Destapó la botella de coca cola de medio litro que había comprado en el pequeño supermercado chino que ahora ocupaba el espacio de lo que él conoció como «lo de don Cosme». Estuvo tentado de pedir un super pancho con todo, pero desistió sabiendo que lo más seguro era que terminara manchado con mostaza, mayonesa, palta o alguno de todos los menjunjes que agregaban sobre la salchicha, y prefirió esperar para comer más tarde.

Se entretuvo comparando el pasado con el presente. Ahora los columpios sumaban cinco y además en un rincón había uno doble como una especie de casa que se balanceaba de un lado a otro. Desde allí se escapaban risas fuertes que conjugaban el temor y la diversión. En el sube y baja un hombre de unos cuarenta años se divertía en compañía de una nena rubia de cabello largo que cada vez que quedaba arriba decía:

—Yupi, papi.

El hombre rebosaba felicidad. A él le hubiese gustado ser padre. Su atención se posó ahora en una calesita toda despintada que debía ser propulsada por los brazos de quienes no tenían la suerte de ser sus tripulantes.

Un matrimonio con tres chicos se turnaba para hacer girar ese pequeño mundo.

—Más rápido, más rápido —exigían a coro los niños que ni por casualidad aceptaban la sugerencia de su madre de permanecer sentados durante la aventura.

Le dio dos tragos largos a la botella. La terminó. Fue hasta un tacho para los residuos y, como hacia cuando niño, intentó embocarla desde lejos. Tampoco esta vez lo logró. Le sonrió a una jovencita que lo observaba con incredulidad, moviendo la cabeza de un lado a otro y mordiéndose el labio inferior dejando ver unos dientes decorados con los alambres propios de la ortodoncia.

Una ráfaga de viento lo obligó a subirse el cuello del sobretodo y además consiguió que su sombrero volara lejos.

Se levantó despacio y caminó lento.
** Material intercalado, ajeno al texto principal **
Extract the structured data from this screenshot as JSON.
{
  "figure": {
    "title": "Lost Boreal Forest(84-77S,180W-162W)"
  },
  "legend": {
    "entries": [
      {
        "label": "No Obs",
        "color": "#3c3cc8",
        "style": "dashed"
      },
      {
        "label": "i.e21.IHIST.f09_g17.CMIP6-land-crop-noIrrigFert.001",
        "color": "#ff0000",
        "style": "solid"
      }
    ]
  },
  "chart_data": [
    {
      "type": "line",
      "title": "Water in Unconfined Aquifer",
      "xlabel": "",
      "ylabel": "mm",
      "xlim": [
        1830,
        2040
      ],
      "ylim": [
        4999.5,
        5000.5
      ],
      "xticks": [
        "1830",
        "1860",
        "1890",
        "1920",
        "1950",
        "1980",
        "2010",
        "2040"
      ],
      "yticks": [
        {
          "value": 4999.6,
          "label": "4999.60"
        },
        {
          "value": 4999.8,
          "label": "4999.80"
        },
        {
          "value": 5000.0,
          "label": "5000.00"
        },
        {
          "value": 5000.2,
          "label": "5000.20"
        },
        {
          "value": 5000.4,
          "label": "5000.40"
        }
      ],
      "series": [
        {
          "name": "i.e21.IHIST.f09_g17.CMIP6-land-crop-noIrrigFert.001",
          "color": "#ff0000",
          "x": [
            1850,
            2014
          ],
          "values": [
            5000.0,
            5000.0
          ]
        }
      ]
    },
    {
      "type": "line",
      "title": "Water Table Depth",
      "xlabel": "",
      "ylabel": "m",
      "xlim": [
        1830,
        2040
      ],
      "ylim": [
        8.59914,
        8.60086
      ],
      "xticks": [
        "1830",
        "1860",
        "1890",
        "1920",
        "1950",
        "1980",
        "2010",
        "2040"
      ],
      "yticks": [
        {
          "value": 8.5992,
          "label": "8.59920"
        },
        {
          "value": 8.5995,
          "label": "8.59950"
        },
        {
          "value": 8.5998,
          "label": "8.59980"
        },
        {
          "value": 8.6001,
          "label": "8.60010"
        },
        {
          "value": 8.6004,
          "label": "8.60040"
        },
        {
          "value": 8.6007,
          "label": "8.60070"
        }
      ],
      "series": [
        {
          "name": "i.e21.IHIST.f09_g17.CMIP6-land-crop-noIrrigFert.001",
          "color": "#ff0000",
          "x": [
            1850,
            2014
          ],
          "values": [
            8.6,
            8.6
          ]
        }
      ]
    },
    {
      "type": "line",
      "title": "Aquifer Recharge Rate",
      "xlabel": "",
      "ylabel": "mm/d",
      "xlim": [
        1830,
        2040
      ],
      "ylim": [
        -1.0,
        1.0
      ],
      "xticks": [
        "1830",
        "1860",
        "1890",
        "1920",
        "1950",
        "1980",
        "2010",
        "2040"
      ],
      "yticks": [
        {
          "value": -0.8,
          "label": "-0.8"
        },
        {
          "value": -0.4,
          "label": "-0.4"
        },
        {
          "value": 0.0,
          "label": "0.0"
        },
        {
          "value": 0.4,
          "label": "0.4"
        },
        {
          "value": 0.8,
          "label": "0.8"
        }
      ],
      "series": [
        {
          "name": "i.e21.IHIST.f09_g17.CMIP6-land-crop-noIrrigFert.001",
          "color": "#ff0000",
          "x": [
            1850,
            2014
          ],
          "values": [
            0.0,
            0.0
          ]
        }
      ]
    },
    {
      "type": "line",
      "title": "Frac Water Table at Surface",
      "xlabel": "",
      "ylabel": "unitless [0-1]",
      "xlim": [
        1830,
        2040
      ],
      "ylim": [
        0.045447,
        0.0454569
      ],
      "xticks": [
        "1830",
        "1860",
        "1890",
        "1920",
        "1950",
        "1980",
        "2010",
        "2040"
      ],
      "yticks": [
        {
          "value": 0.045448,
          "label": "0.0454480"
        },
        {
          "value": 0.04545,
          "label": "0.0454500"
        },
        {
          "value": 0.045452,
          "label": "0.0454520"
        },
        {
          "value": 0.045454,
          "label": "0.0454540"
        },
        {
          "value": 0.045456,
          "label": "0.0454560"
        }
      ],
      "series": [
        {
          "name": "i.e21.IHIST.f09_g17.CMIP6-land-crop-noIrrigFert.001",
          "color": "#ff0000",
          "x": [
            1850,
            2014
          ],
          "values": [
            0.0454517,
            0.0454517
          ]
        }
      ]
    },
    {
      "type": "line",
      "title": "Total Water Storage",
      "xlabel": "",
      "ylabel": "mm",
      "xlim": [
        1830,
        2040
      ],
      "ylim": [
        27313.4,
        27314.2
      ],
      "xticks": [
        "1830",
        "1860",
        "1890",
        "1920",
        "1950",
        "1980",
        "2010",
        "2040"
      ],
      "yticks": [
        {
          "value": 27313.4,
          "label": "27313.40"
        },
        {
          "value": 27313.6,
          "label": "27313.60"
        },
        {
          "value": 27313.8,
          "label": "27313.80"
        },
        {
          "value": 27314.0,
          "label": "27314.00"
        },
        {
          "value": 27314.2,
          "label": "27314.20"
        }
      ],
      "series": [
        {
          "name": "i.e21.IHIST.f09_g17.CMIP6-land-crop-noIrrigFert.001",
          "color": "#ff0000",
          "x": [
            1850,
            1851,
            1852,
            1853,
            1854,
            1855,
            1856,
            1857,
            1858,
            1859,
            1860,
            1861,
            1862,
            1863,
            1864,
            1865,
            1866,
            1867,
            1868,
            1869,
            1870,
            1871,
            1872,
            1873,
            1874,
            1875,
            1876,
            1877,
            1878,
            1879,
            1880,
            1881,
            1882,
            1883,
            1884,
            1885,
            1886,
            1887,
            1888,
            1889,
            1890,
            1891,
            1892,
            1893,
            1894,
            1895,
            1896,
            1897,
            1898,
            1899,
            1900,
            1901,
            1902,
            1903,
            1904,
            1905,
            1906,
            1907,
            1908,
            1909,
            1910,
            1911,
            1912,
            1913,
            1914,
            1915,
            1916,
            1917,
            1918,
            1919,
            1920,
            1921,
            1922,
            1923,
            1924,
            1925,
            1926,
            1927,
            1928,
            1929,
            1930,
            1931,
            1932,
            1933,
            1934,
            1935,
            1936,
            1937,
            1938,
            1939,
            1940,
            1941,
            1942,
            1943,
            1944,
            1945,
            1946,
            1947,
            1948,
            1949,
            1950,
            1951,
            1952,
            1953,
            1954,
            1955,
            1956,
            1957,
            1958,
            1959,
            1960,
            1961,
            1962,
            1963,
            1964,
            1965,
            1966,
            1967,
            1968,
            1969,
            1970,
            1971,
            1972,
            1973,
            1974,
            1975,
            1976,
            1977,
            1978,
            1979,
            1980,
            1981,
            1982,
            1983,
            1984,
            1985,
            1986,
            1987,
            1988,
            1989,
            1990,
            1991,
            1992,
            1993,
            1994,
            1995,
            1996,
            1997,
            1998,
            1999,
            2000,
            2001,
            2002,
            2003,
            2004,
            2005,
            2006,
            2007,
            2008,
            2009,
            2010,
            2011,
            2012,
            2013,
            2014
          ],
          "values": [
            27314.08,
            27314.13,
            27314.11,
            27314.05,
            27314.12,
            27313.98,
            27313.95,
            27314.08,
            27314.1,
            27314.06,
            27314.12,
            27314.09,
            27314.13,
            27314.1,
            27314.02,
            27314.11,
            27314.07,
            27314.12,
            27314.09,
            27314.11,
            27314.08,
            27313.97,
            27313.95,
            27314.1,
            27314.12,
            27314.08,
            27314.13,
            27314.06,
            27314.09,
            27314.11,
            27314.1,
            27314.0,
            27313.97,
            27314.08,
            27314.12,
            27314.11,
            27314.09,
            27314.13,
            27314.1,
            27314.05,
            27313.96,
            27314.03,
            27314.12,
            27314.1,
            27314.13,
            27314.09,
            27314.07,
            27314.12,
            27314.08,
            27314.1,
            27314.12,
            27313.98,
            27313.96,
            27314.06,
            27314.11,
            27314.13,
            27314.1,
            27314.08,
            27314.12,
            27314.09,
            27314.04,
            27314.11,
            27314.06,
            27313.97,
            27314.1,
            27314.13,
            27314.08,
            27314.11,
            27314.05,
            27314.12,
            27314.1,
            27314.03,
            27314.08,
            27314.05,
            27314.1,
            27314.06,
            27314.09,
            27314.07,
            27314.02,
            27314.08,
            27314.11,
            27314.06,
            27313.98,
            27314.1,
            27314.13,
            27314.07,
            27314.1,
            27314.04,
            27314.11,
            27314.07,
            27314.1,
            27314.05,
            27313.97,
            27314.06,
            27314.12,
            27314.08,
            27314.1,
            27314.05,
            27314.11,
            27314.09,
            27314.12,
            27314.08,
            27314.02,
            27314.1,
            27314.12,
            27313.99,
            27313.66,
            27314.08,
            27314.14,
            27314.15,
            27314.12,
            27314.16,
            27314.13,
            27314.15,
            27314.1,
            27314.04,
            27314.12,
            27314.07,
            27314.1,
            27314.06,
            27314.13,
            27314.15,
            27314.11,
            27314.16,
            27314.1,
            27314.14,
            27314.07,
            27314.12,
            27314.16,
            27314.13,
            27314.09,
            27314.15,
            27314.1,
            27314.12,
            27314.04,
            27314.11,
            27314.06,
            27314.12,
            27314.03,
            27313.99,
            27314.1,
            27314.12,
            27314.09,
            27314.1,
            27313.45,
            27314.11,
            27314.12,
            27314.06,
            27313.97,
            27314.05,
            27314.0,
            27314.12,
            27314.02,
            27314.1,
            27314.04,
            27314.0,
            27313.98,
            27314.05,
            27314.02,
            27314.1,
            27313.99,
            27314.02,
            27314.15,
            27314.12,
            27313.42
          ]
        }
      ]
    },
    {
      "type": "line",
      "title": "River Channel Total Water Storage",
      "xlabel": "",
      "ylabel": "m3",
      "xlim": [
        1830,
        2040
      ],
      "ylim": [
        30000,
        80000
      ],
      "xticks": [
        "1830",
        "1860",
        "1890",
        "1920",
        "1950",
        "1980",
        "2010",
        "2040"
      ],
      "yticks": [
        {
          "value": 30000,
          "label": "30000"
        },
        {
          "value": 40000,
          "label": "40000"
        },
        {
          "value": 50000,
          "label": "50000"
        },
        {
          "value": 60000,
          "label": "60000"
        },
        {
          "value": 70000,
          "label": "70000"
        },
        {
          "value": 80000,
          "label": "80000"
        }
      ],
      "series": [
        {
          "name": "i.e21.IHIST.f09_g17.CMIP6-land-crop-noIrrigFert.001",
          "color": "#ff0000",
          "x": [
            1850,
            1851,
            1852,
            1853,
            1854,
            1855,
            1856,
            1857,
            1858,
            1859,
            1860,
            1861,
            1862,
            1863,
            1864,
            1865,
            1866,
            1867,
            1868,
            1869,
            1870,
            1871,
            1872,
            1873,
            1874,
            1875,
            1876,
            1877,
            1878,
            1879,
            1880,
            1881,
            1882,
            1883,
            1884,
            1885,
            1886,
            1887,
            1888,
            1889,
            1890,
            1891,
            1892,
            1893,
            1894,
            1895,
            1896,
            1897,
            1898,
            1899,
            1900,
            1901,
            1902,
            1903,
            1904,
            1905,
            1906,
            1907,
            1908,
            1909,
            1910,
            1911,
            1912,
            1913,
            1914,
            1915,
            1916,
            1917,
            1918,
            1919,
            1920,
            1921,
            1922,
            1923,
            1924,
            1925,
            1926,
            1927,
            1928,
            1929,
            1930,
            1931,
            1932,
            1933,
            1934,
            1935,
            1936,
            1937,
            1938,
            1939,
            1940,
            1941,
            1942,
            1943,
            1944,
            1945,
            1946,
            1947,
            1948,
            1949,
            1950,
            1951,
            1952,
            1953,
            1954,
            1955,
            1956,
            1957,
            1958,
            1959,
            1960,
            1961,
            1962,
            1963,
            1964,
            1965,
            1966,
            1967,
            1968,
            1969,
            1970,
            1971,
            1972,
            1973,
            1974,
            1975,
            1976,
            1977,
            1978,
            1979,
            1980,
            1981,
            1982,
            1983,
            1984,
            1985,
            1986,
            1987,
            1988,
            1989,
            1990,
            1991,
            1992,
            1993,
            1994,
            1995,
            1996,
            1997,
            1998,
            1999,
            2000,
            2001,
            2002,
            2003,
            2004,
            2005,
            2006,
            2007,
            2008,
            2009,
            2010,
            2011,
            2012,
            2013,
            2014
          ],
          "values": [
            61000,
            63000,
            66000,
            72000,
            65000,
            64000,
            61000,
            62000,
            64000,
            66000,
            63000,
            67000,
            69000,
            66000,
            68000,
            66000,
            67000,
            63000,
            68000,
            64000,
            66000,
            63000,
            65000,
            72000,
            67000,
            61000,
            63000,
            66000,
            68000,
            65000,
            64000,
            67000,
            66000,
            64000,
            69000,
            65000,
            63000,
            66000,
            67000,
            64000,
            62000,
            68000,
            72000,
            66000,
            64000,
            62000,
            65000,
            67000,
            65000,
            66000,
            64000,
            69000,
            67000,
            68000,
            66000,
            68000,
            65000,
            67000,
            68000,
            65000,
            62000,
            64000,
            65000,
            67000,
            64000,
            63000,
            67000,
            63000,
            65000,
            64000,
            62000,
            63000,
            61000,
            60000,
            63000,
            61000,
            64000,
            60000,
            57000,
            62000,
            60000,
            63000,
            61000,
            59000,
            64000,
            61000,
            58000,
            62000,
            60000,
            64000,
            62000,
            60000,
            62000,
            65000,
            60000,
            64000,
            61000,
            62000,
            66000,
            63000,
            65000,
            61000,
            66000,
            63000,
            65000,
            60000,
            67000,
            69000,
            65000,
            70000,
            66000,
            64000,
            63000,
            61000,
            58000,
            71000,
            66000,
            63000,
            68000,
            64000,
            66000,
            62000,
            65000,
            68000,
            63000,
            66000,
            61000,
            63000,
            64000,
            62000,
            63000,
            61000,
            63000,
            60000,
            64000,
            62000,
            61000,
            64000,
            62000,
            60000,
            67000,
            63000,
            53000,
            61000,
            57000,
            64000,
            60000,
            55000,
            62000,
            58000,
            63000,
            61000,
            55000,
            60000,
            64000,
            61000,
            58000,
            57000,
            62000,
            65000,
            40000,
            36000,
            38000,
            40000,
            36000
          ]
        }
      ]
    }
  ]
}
Cinco o seis pasos antes de alcanzarlo. Un flaquito pelirrojo que hacía piruetas con su bicicleta se lo devolvió.

Consultó la hora dos o tres veces. Regresó con paciencia hasta el banco que miraba hacia los juegos.

—Disculpe —La voz del muchacho lo sacó de sus recuerdos de infancia— ¿Mendizábal?

—El mismo.

El recién llegado acomodó, como pudo, su pesada osamenta junto a la del anciano. Paseó la vista a izquierda y derecha antes de sacar, del bolsillo interno de su saco Montgomery de gamulán, un sobre de papel madera cerrado que apoyó en su pierna izquierda.

Mendizábal lo dobló en dos y lo guardó en uno de los bolsillos externos del sobretodo.

—¿Cuánto tiempo tengo?

—No más de un mes —dijo el gordo—. Suicídelo como mejor le parezca.

Mendizábal se acomodó mejor el sombrero antes de pararse no con poca dificultad.

—Dígale a Peña que no deje de comprar el diario del domingo dentro de quince días, yo sé porqué se lo digo —recomendó cuando ya había dado un par de pasos en dirección a la calle Perú.